The book is organized as a Chinese menu. From appetizers and main courses to desserts, every story ends with an authors note and a recipe based on the story.

=== The Appetizers ===

==== Steamed Dumplings ====
Jiang, a greedy businessman, opens up a haunted inn and skimps out on the ingredients in his dumplings. The events that follow are less than savory.

==== Tea Eggs ====
After a tragic accident at the fireworks factory in Yun's school, many people are affected, but none more than the undertakers of the "room of the dead". After all, hungry ghosts rarely stay dead.

=== The Main Courses ===

==== Beef Stew ====
After an accident at work, Chou is left to eat his favorite meal while he awaits capital punishment. Meanwhile, the rich and powerful have other plans instore for him.

==== Tofu with Chili-Garlic Sauce ====
Dr. Zhou, one of the best surgeons in China, is haunted by a deceased patient after eating a lavish banquet.

==== Long-Life Noodles ====
Master Ma's disappearance is shrouded in mystery until his successor, Master Chen, eats long-life noodles, flavored with the exotic shiitake mushrooms. Something tragic happens.

==== Egg Stir-Fried Rice ====
Madame Peng gives the phrase "evil stepmother" a whole new meaning and the dead take notice.

=== The Desserts ===

==== Jasmine Almond Cookies ====
The Lee family names their three boys after the best dishes served at their restaurant.
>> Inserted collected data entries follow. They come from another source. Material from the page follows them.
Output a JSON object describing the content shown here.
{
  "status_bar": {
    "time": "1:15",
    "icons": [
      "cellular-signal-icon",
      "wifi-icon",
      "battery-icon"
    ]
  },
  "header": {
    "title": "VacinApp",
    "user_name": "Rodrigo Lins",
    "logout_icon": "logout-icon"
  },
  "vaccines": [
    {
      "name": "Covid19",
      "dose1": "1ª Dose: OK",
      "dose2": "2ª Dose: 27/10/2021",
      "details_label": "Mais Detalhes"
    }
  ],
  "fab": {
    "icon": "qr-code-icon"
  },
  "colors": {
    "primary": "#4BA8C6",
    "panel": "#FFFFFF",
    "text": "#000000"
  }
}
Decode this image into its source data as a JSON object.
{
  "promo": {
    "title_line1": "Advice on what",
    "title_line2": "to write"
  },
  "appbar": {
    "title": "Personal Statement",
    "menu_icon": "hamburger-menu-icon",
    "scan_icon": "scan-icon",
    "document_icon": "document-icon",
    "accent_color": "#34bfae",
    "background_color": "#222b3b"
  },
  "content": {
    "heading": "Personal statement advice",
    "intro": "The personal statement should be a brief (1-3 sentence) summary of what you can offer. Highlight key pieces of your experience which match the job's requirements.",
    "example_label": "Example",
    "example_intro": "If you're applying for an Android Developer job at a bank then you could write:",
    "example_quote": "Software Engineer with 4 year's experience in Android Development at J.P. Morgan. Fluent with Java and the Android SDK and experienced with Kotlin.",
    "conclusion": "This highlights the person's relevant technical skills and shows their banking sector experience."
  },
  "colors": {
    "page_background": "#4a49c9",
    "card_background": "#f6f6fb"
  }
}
After their oldest son dies, they take offerings to his grave. But some strange things happen to the offering at the graveyard.

==== Eight-Treasure Rice Pudding ====
Wei is furious when his father kills his pet praying mantis. He thinks the death of his father will set him free, but the consequences are worse than he imagined.

== Character List ==

=== Appetizers ===

==== Steamed Dumplings ====
- Mu- previous innkeeper of the Double Happy
- Fur Hat- worker on the Great Wall of China
- Cotton Jacket- worker on the Great Wall of China
- Jiang- modern day successful businessman from Beijing
- Uncle- Jiang's uncle
- Dave- American students tourist
- Chef- cook at the new Double Happy Inn

==== Tea Eggs ====
- Yun- protagonist, middle school student
- Ming- Yun's friend
- Gui- Yun's friend
- Bo- Yun's friend
- Mother- Yun's mother
- Father- Yun's father
- Principal
- Miàn Tiáo (Noodle)- Undertaker
- Dōng Guā (Melon)- Undertaker

=== Main Courses ===

==== Beef Stew ====
- Chou- protagonist
- Broken Faucet- Chou's employer
- Female Officer- medical examiner
- Li Zen- judge
- Chief Lo- police chief

==== Tofu with Chili-Garlic Sauce ====
- Dr. Zhou- protagonist, surgeon
- Shao Ren- patient of Dr. Zhou
- Mr. Ren- father of Shao Ren
- Mrs. Ren- mother of Shao Ren
- Dr. Zan- Dr. Zhou's assistant
- City Mayor
- Mr. Lin- Mayor's assistant
- Long Legs- waitress
- Officer Wang- police officer

==== Long-Life Noodles ====
- Master Ma- old head monk at Wu Jing Temple
- Master Chen- new head monk at Wu Jing Temple
- Cong- youngest monk at Wu Jing Temple
- Master Lung- monk at Wu Jing Temple, chef
- Chief Xiong- police chief

==== Egg Stir-Fried Rice ====
- Fong- protagonist
- Madame Peng- antagonist, Fong's stepmother
- Mr. Yue- Fong's father
- Housekeeper Ting

=== Desserts ===

==== Jasmine Almond Cookies ====
- Almond Cookie Lee- oldest son
- Barbecue Ribs Lee- middle son
- Drumsticks in Curry Sauce Lee- youngest son
- Mr. Lee- parent, restaurateur
- Mrs. Lee- parent, restaurateur
- Mrs. Qian- friend of Lees, hair salon owner
- Mr. Zong- frequent customer at Lees' restaurant

==== Eight-Treasure Rice Pudding ====
- Wei- protagonist
- Master Shi- Wei's father
- Tutor- Wei's tutor
- Cai- Wei's friend
- Ban- Wei's friend
- Liang- Wei's friend

== Television and film adaptation ==
In October 2021, it was reported that 108 Media would be adapting the book into an animated television series with Tricia Lee as writer. No further development had been reported.

In November 2025, it was announced that the book would be adapted into an animated anthology film instead of a show. Produced by Singaporean company Robot Playground Media, the film will have several different studios from other countries providing animation.

== Critical reception ==
A Banquet for Hungry Ghosts has received good reviews from readers and other literary organizations such as Publishers Weekly, School Library Journal, Booklist, The Horn Book Magazine, and Kirkus Reviews.